Meant to post this with the rest of the stuff, but I got distracted by reality. This is what I think is extremely interesting.
The Floridian: It’s really to early to tell, but my read is it’s working. It carried 33,400 riders in 20 days. That means we can guess at about 50,000/month. That leads us to fact one. It will be the busiest LDSL train in the system by a mile, replacing the Lakeshore Limited. This makes sense because the Star was a close second. This is a little huge. A “new” long distance train is going to report 500,000+ passengers for the first time since 2013. If it reports 600,000, it might be a 21st Century continental record. That’s remarkable PR, especially at a time when knives are out for funding.
Fact Two: It put up a respectable .52 operating margin. That’s huge because the Capitol was a bit of a bruiser on the money side, even when it was properly equipped. 50% has been a respectable ratio as long as I’ve looked at these numbers. If the third sleeper comes in March, we’ll see further improvement. 60% would be huge. Not many trains have crossed that lately. In 41 days of running, the Capitol and Star cost $16,200,000 to run. For 20 days, the Floridian was $6,100,000. This represents a roughly 25% reduction.
Fact Three: It added riders. You can dispute my methodology here. This month the Capitol+Star+Floridian carried 48,000 riders. Last year it carried 46,100. In CY 2019, it carried 46,400 riders. There seem to be 1,900 new riders in 20 days (now yes some of this is unmet demand over the Capitol’s routing). That’s 85/day. That isn’t an insignificant move. Looking at last month also provides some insight. Last month Capitol+Star was 42,000, down from 42,500 the year prior, down from 43,500 in 2019. In 2019, the pair gained 2,600 riders from October to November. Last year it gained 3,600. This year the triplet gained 6,000, or 200/day, which suggests maybe 2,400 more than might be expected. Like I said this data is very new, but something’s happening here.
Fact Four: It takes a mostly empty train out of the congested trans-Hudson tunnels. In 2022 (with the whole Star/Meteor thing still ongoing), the Star carried about 121 passengers per frequency to/from New York with WAS-NYP being the second busiest station pair, so most of those NYP passengers were on 91, with 125 on its markers the whole way. The Cardinal is the same way (and there’s plenty good reason that shouldn’t operate over the NEC either) and so is the Crescent (but the reports indicate strong demand from other NEC cities to the South).

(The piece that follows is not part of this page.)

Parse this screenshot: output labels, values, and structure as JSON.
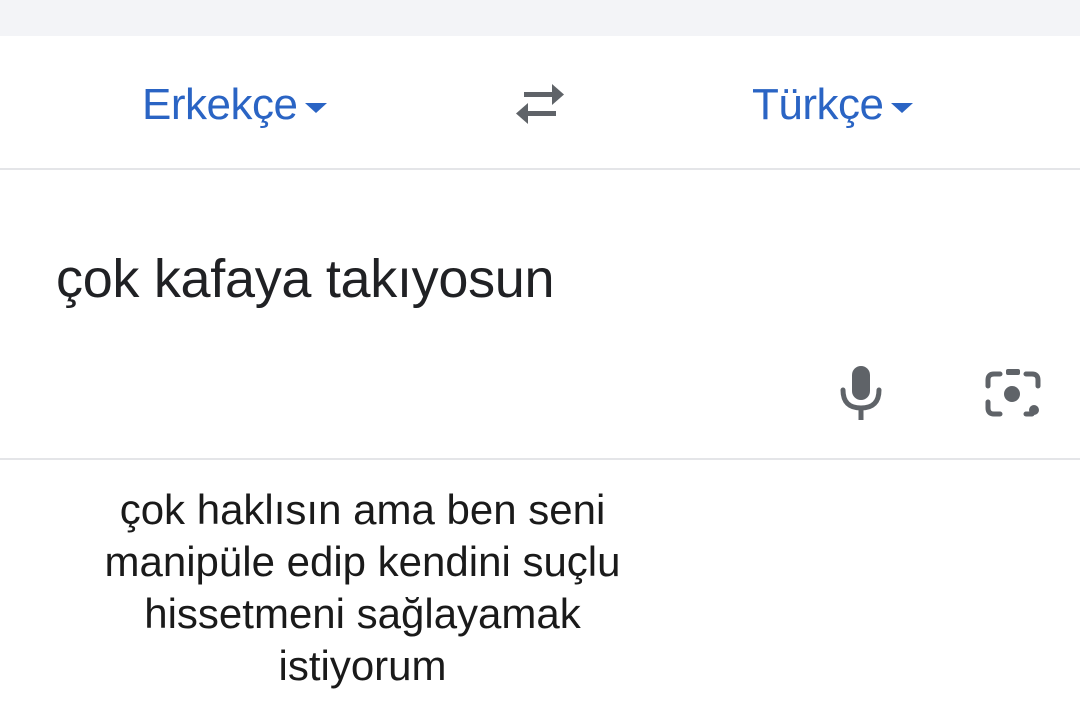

The Meteor handled a larger portion of its traffic in NewYork relative to its total ridership and is the preferred train from the NEC to Orlando, with most on the Star motivated by fare difference, so it makes sense to keep the Meteor into NYP over the Star.
The way I interpret this data: The Floridian has, by early indicators, increased ridership and reduced costs. It has improved utilization massively, facilitated the return of traditional dining service to about 15,000 riders a month (few of whom use it, but still), and improved capacity over strained sections of the WAS-CHI route. It seems to have been an excellent business move, and, at this juncture, I would hope Amtrak leave this arrangement for the foreseeable future.
A note about headwinds: There seem to be two major concerns re the long term operation of the Floridian, timekeeping and sleeper capacity. Concerning timekeeping, in the first 20 days Norfolk Southern kept its delays to 667 minutes per 10,000 miles over its 518 miles. That’s enviable for some routes. CSX reported a less stellar 1194 minutes per 10,000 miles over its 1413 miles, but that figure is certainly in the realm of workable. And this includes that many of the delays are Amtrak responsible. There have been hours long mechanical failures, that have snowballed into massive delays that cause the next day’s run to be delayed on origination. If these issues get resolved and the train becomes more able to hold a slot, these numbers will likely improve. As for the sleeper situation the Capitol had two 5-14-1-1 sleepers, for 10-28-2-2. These were replaced by two 2-11-1 sleepers, for 4-22-2. This is a serious capacity reduction. 42 rooms have been replaced by 28. The third sleeper coming in March (we hope) will raise totals to 6-33-3, or 42 rooms, restoring capacity, but offering fewer high yield Bedrooms.